Долго шёл молодой доктор по пыльным дорогам к Ростову - именно в этом направлении двигалась молчаливая толпа многочисленных беженцев, не желавших оставаться «под немцем». По пути заходил во все военкоматы, какие только встречались на пути, но только в Ростове один райвоенком осмелился призвать новоиспечённого медицинского специалиста, снабдив его обмундированием и направлением в медико-санитарное управление Красной Армии. После этого он ещё долго мыкался по запасным призывным пуктам - с июля по декабрь - пока не попал к нам.
Вскоре после прибытия Лукашенко мы поехали грузиться в эшелон на станцию Арск, ближайший райцентр, и на третий день уже были в 30 километрах от Горького, в маленьком деревянном военном городке. Сюда же прибывали формировавшиеся в других местах такие же отдельные гвардейские миномётные дивизионы под другими номерами. Отсюда, с этой перевалочной базы, доформированные здесь личным составом, дивизионы отправлялись в Москву за получением материальной части, а оттуда уже - на фронт. По своей должности я ничего ещё не делал, никаких документов не имел, да и не проявлял к этому никакого интереса, полагаясь на то, что всё в своё время встанет на свои места. Такая беспечность потом многого мне стоила, но могла бы обойтись - гораздо дороже. Последующие события принудили меня испытать свою волю и способность к действию.
Несколько дней жизни в лесной зоне, рядом с какой-то деревенькой, притупили нашу «бдительность», т. е. ощущение тревожного военного времени, грозного фронта, на котором мы вскоре должны были оказаться. И когда Лукашенко предложил в ближайшее воскресенье, не спрашиваясь у начальства, «прошвырнуться» в Горький, посмотреть город, посидеть в ресторане и вечером того же дня вернуться назад, - я колебался недолго.

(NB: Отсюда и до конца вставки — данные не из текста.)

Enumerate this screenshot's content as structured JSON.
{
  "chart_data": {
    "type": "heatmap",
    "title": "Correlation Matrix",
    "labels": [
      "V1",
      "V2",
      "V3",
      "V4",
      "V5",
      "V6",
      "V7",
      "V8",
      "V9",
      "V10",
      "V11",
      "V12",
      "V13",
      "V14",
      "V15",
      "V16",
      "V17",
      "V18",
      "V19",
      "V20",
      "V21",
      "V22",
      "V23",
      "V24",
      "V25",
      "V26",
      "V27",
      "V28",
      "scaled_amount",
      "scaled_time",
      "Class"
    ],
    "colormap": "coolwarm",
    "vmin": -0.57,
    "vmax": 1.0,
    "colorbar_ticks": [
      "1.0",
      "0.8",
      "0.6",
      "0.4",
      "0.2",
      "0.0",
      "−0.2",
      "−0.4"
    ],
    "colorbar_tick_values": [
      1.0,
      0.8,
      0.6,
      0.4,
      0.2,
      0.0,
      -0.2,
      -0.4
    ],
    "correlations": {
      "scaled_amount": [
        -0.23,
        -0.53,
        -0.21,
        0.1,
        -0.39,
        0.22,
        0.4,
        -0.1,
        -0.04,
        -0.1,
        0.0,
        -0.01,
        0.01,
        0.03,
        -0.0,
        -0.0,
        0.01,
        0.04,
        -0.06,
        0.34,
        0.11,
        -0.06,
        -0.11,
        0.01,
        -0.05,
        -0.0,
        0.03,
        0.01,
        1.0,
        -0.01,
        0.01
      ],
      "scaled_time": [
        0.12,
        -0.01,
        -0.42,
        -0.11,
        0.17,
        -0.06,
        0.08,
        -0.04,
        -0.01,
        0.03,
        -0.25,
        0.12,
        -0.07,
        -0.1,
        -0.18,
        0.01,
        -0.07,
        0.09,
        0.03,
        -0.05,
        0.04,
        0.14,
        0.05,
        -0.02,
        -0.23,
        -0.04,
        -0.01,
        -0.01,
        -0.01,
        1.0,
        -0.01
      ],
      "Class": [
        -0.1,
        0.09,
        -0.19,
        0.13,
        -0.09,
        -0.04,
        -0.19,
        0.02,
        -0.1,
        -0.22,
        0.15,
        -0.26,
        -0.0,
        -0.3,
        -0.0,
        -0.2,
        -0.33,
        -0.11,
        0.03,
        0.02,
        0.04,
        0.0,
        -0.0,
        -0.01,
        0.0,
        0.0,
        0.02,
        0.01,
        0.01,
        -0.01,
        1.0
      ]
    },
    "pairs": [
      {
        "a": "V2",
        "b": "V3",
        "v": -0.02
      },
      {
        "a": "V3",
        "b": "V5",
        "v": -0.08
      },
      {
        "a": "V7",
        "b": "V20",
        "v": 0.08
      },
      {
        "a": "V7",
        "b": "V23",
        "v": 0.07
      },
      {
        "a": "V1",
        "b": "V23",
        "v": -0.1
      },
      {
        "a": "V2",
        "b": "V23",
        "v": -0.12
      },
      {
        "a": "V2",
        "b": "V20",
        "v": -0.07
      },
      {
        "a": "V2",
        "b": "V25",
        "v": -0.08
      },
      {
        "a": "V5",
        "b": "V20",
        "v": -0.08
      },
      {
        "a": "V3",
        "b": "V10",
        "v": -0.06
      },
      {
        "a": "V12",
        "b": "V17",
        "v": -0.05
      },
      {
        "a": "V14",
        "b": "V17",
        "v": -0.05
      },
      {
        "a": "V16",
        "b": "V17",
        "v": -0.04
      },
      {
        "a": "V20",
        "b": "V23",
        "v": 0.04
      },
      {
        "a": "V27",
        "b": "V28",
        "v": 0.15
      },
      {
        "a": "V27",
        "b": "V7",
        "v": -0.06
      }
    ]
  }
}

На попутной машине мы добрались до города довольно быстро, и около 12 часов дня уже стояли в очереди в какой-то ресторан. Пообедали скудновато: ни спиртного, ни мясного в меню не было, на второе подали морковные биточки. Потом походили по городу. Мой земляк его совсем не знал и мне льстило, что я уже раз бывал в этом большом городе, при слиянии могучих рек Волги и Оки, несколько дней жил в гостиннице, знал маршрут от самой большой площади в мире, как утверждают местные патриоты, кажется, носившей имя 1-го Мая, по главной улице Ленина до областного драматического театра. Это был август 1939 года, прекрасная летняя пора, благоухала зелень бульваров, встречавшиеся девушки казались мне красивее и сталинских, и московских цветом своих лиц и более яркими нарядами. Возможно, это было субъективное впечатление 19-летнего юноши, приехавшего с группой студентов постарше на заработки во время летних каникул. В качестве экономиста областного дорожного отдела, в глубинке - в Вачском и Фоминском районах - я должен был собрать данные о грузопотоках с целью обоснования будущих шоссейных дорог. Без стыда не могу вспомнить свою беспомощность и почти полное непонимание своей задачи, неполноту и скудость собранных мною данных. К тому же на обратном пути из Фоминок в Горький, на пристани со мной произошёл позорный случай. В буфете закусывавшие моряки предложили мне, за компанию, полный стакан водки и кружку пива. Опыт по части спиртного у меня был небольшой: на первом курсе в общежитии во время вечеринки на 7 ноября я выпил сто граммов водки, от чего потом меня тошнило и в туалете вырвало. На фоне богатой летней природы и обширной водной глади Оки этот первый неудачный опыт был забыт полностью, и я легко согласился и выпил водку и пиво, не зная коварства такого сочетания, особенно без должной закуски. Результат был для меня совершенно неожиданным и страшным: рано утром я проснулся лежащим на деревянной палубе пристани; постоянных моих «спутников» - портфеля с документами обследования и схемы грузопотоков на большом листе ватмана, свёрнутом в трубочку - не было. Пока я, оглушённый страшной догадкой, неподвижно сидел, осознавая то, что произошло, - ко мне приблизился мужчина неопределённого возраста, как оказалось, начальник пристани, остановился надо мной и произнёс краткую речь:
- Так, так, молодой человек… Вы, конечно, вряд ли помните, что с вами вчера произошло, где оставили свой портфель и чертёж… И что вы вчера сделали на пристани? Сказать?.. Вы облевали всю пристань. За вами пришлось убирать… Не умеете пить, не пейте, нельзя терять человеческий облик. Ну, пошли, получите своё имущество.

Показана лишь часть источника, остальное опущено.